Halo Kawan...
Nah, tadinya gua lagi pacaran ria aja sama si Laptop, ngetweet, buka Facebook, dst., sampe inget kalo gue punya blog baru. Dan gue lagi pengen nulis sesuatu. Awalnya bingung mau nulis apa, terus gua inget kalo di Tunisia dan Mesir sekarang lagi rusuh-rusuhnya. Jujur gue nggak begitu tau penyebab kerusuhan di dua negara itu, karena gue udah lama banget ga baca koran karena gua baru pindah rumah dan belum nemu agen koran yang deket-deket sini, dan udah lama juga ga nonton berita. Kenapa gue jadi jarang nonton berita, karena dua minggu ini ada turnamen tenis Australian Open, jadi tentunya gue nonton itu terus, lagian gue bingung mau nonton berita di channel apa. Sebenernya channel TV dengan berita terbaik tuh ya Metro TV sama tvOne, tapi kedua channel tersebut makin lama bikin risih aja karena beritanya nggak pernah netral, selalu ada keberpihakan politik. Sesekali aja gue buka situs berita di internet, atau mantau berita yang muncul di Twitter.
Intinya di kedua negara tersebut ada kerusuhan di mana-mana--maksudnya ga cuma di satu wilayah doang, dan gue bisa ambil kesimpulan kalo yang jadi pihak antagonis kerusuhan tersebut adalah pemerintah. Kalau Presiden Tunisia (gue gatau namanya) udah melarikan diri dari negaranya, Presiden Mesir, Hosni Mubarak, masih stay dan dengan pedenya menyatakan nggak mau mengundurkan diri dari jabatannya meskipun udah menjabat selama 30 tahun, dan didemo di mana-mana, sampai ada korban jiwa.
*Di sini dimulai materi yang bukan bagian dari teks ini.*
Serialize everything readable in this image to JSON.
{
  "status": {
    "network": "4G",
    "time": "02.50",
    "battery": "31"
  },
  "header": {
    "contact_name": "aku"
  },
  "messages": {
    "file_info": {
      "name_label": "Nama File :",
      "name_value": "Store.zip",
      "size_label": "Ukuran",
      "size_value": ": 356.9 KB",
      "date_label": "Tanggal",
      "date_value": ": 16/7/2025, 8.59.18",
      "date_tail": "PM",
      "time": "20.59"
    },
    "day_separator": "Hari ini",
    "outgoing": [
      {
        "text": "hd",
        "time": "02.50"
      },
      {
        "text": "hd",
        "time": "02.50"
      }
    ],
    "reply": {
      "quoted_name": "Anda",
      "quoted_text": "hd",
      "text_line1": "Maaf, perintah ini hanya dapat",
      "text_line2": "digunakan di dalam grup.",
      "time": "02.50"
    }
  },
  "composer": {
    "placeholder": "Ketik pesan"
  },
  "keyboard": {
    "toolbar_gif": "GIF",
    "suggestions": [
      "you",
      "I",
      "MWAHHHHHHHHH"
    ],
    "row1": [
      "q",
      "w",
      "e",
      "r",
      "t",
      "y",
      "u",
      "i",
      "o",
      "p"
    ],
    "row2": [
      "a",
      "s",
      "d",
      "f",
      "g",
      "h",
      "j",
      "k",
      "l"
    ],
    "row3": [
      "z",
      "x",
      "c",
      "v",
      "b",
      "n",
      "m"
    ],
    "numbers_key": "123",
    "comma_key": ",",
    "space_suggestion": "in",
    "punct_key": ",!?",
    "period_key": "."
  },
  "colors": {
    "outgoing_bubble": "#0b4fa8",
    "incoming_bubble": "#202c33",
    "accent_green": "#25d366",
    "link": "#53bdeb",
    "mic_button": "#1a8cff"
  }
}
Nah, itu yang bikin gue inget sama krisis moneter dan kerusuhan di Indonesia tahun 1997 - 1998. Nggak banyak dari peristiwa itu yang bener-bener mbekas di benak gue, to be honest. Gue kelahiran 1995, berarti waktu kejadian itu umur gue masih 2 - 3 tahun--ngerti apa sih anak segitu? Tapi gue sering diceritain soal betapa suramnya masa-masa itu sama bapak gua, ibu gua, guru gua, dll. Inti ceritanya sama: tahun 1997 - 1998 itu bener-bener masa suram dalam sejarah Indonesia, dan sangat traumatis bagi banyak orang.
Gue sering minta diceritain tentang kejadian itu ke orang-orang yang lebih dewasa, atau nggak nyari informasi di internet yang berkaitan sama peristiwa itu. Kalau mau yang agak santai, tinggal baca Lagak Jakarta-nya Benny & Mice yang rilis tahun-tahun segitu. Gue suka sejarah, suka banget, dan salah satu topik sejarah favorit gue ya krisis moneter dan kerusuhan 1997 - 1998 itu.
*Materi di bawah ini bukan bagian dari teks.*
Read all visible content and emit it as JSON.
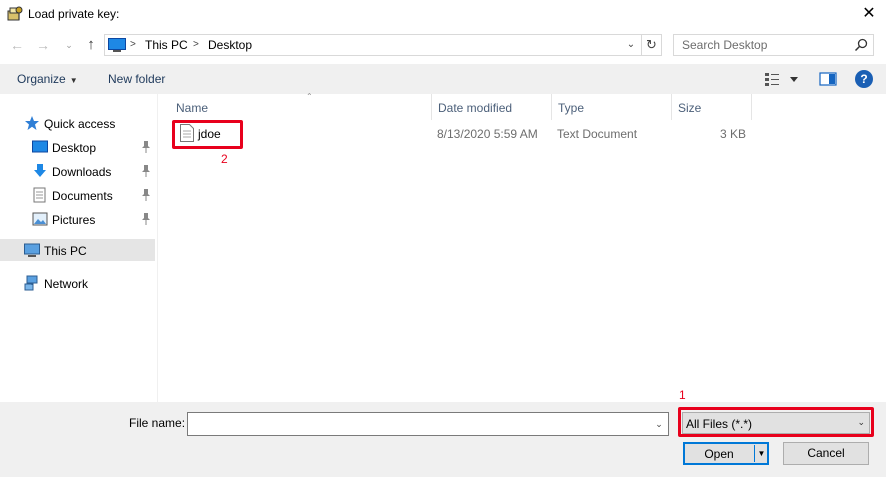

Guru bahasa Indonesia gue di sekolah pernah cerita, waktu tahun 1998 itu dia masih SD. Dia sekolah di Salemba, dan suatu hari dia lagi belajar di kelas, dia denger banyak suara bom molotov di sekitar sekolahnya. Ya bayangin aja, lo masih SD, lagi belajar di kelas, tau-tau suara letusan di mana-mana. Udah gitu, dia cerita kalo siangnya dia takut banget pulang sekolah karena Jakarta waktu itu bener-bener bukan tempat yang aman. Dan lagi, waktu itu kan ada semacam sentimen anti-Tionghoa. Kebetulan guru bahasa Indonesia gue itu mukanya emang agak-agak mirip orang Tionghoa--padahal dia Sunda asli. Jadilah, dia agak ngeri tiap kali keluar rumah.
Bapak gue juga pernah cerita, tahun itu dia masih kerja di TVRI. Banyak orang TVRI yang gabisa dateng ke lokasi siaran karena kondisi jalanan emang parah banget, perusuh di mana-mana. Banyak orang yang udah on the way ke lokasi siaran terpaksa disuruh pulang sama bapak gue--kebetulan beliau dulu koordinator siarannya--karena alasan keamanan. Suatu malem bapak gue mau pulang ke rumah, dia ngelewatin salah satu jalan dan jalanan itu dijaga ketat. Dia langsung bilang, "Saya orang TVRI, saya mau pulang. Anak saya masih kecil di rumah." Alhamdulillah dia diizinin lewat. Terus dia cerita, saking langkanya barang-barang, dia sampe beli susu berkaleng-kaleng buat gue terus disimpen di gudang buat persediaan. Jatohnya emang nimbun, tapi bisa dimengerti. Seandainya lo punya anak masih kecil, barang mendadak langka, lo mungkin cenderung mikir, "Gue ga peduli orang lain mau kayak gimana, yang penting anak gua bisa makan."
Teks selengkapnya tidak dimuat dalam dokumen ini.